Personal information
- Full name: Tyler John Buchan
- Born: 12 September 1985 (age 40) Aberdeen, Aberdeenshire, Scotland
- Batting: Right-handed
- Bowling: Right-arm medium-fast

Domestic team information
- 2011/12: Scotland

Career statistics
| Competition | Twenty20 |
| Matches | 5 |
| Runs scored | 5 |
| Batting average | 2.50 |
| 100s/50s | –/– |
| Top score | 3 |
| Balls bowled | 60 |
| Wickets | 2 |
| Bowling average | 49.50 |
| 5 wickets in innings | – |
| 10 wickets in match | – |
| Best bowling | 1/17 |
| Catches/stumpings | 1/– |
- Source: Cricinfo, 15 June 2022

= Tyler Buchan =

Scottish cricketer (born 1985)

Tyler John Buchan (born 12 September 1985) is a Scottish former cricketer.

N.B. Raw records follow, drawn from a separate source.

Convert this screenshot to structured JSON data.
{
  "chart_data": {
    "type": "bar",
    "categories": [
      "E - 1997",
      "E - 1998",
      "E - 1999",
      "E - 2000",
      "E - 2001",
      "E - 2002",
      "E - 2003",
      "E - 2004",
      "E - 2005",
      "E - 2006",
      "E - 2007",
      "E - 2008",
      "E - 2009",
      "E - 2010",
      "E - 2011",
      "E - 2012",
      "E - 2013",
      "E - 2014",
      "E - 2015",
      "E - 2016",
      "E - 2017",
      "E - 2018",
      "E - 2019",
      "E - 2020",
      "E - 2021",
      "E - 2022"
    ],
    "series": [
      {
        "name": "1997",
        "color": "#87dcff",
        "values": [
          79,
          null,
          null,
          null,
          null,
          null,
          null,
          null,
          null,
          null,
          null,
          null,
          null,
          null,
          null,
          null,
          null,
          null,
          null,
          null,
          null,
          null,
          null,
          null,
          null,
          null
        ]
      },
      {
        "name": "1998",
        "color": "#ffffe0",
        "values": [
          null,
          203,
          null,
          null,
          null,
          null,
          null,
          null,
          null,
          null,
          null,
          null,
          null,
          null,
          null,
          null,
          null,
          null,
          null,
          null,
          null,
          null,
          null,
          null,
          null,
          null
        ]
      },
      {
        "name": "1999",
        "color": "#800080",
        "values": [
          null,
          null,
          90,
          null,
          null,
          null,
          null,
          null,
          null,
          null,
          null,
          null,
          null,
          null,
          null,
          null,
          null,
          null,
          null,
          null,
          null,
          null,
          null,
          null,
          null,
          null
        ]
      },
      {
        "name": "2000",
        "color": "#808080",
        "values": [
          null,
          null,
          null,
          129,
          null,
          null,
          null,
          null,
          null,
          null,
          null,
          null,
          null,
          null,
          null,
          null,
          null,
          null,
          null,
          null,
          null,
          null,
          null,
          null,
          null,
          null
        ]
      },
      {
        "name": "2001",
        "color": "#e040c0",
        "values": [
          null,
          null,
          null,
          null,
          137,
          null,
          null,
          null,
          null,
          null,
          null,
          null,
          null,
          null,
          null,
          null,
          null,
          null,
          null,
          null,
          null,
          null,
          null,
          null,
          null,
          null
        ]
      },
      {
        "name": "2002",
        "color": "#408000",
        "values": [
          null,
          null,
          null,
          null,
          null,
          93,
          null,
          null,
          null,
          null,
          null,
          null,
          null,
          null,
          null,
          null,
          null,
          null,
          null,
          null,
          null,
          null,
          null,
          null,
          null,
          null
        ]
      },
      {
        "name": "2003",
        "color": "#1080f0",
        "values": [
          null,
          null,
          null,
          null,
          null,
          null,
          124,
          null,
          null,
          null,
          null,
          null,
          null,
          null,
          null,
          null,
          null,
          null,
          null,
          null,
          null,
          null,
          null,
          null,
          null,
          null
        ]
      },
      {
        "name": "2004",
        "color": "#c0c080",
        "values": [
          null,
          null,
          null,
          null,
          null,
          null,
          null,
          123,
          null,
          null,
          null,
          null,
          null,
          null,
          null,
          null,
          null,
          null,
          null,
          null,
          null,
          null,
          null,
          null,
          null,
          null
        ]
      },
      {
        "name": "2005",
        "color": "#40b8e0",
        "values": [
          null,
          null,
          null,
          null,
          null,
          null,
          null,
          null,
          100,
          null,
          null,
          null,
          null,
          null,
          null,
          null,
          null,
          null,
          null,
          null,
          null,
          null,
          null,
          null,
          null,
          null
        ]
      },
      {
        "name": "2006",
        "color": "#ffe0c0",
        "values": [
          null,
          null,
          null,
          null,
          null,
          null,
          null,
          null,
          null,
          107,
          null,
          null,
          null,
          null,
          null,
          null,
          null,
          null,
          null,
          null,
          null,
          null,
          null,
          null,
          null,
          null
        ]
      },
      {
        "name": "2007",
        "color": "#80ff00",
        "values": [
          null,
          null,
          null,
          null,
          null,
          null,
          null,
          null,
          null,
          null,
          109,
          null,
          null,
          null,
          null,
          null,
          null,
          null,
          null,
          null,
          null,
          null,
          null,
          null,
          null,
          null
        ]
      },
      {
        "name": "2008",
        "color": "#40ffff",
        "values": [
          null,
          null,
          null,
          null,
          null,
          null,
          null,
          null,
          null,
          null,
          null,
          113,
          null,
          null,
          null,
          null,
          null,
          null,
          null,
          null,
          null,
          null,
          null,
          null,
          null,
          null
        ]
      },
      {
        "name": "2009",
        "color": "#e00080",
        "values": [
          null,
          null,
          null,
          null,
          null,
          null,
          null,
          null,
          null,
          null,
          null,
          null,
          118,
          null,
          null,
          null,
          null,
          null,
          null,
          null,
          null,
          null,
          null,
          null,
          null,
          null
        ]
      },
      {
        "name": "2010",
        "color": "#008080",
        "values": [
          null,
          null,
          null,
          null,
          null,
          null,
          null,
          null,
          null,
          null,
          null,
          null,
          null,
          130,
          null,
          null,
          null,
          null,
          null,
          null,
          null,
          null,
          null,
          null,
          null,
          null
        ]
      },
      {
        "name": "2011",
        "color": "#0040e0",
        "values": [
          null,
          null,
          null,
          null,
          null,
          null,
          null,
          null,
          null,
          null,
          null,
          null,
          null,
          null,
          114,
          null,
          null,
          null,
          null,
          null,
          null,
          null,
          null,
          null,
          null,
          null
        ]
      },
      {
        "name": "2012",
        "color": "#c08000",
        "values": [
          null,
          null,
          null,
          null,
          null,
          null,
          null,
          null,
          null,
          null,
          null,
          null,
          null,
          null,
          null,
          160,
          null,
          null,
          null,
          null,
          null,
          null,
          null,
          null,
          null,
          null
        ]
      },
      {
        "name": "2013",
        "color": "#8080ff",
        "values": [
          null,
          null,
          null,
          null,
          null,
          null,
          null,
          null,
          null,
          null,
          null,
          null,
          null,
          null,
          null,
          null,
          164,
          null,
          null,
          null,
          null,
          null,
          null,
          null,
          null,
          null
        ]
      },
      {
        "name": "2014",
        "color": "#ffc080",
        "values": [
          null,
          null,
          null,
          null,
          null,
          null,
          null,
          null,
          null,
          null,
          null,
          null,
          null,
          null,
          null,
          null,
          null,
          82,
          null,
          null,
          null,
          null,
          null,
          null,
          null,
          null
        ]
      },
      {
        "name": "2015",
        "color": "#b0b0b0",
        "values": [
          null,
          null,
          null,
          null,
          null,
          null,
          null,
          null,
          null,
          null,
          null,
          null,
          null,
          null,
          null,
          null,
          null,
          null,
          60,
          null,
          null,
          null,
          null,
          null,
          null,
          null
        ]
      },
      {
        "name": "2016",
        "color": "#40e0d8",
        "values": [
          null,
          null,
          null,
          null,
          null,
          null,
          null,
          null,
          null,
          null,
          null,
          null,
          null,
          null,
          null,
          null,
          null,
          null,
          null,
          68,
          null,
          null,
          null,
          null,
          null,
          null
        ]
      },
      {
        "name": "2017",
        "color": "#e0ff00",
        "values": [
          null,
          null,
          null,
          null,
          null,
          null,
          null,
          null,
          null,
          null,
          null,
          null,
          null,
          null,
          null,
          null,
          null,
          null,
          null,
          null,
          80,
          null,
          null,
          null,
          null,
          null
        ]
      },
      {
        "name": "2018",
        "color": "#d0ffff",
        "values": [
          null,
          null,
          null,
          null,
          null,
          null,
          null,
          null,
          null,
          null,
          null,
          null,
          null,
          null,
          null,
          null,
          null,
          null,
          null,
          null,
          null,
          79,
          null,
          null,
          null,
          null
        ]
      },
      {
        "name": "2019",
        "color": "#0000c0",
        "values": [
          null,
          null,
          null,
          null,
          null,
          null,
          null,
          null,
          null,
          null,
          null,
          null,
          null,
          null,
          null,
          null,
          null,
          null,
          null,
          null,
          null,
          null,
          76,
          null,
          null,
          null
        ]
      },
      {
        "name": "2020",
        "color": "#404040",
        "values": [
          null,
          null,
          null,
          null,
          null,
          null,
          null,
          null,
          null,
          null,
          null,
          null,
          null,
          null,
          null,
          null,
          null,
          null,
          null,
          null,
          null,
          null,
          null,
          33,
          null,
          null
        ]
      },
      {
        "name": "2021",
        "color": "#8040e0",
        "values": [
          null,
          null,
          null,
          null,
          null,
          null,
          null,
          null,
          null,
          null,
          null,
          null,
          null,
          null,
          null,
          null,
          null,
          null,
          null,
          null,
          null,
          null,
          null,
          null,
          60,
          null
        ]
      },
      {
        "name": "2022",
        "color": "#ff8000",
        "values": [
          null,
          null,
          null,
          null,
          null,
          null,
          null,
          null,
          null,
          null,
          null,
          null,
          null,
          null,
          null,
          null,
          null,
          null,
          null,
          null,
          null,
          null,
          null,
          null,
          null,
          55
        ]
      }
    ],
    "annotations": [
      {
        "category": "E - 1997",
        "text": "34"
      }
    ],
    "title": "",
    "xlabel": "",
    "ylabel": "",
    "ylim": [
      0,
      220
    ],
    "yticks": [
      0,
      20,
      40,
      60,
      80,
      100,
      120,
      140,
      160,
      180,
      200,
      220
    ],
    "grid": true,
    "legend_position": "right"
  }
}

Buchan was born at Aberdeen in September 1985. He was selected in the Scotland Under-19 squad for the 2006 ICC Under-19 Cricket World Cup, making three appearances during the tournament. He later played for the senior Scotland side during their tour of Namibia in October 2011, making five Twenty20 appearances against the Namibian cricket team. He took two wickets during the series. In club cricket, Buchan played for Aberdeenshire Cricket Club.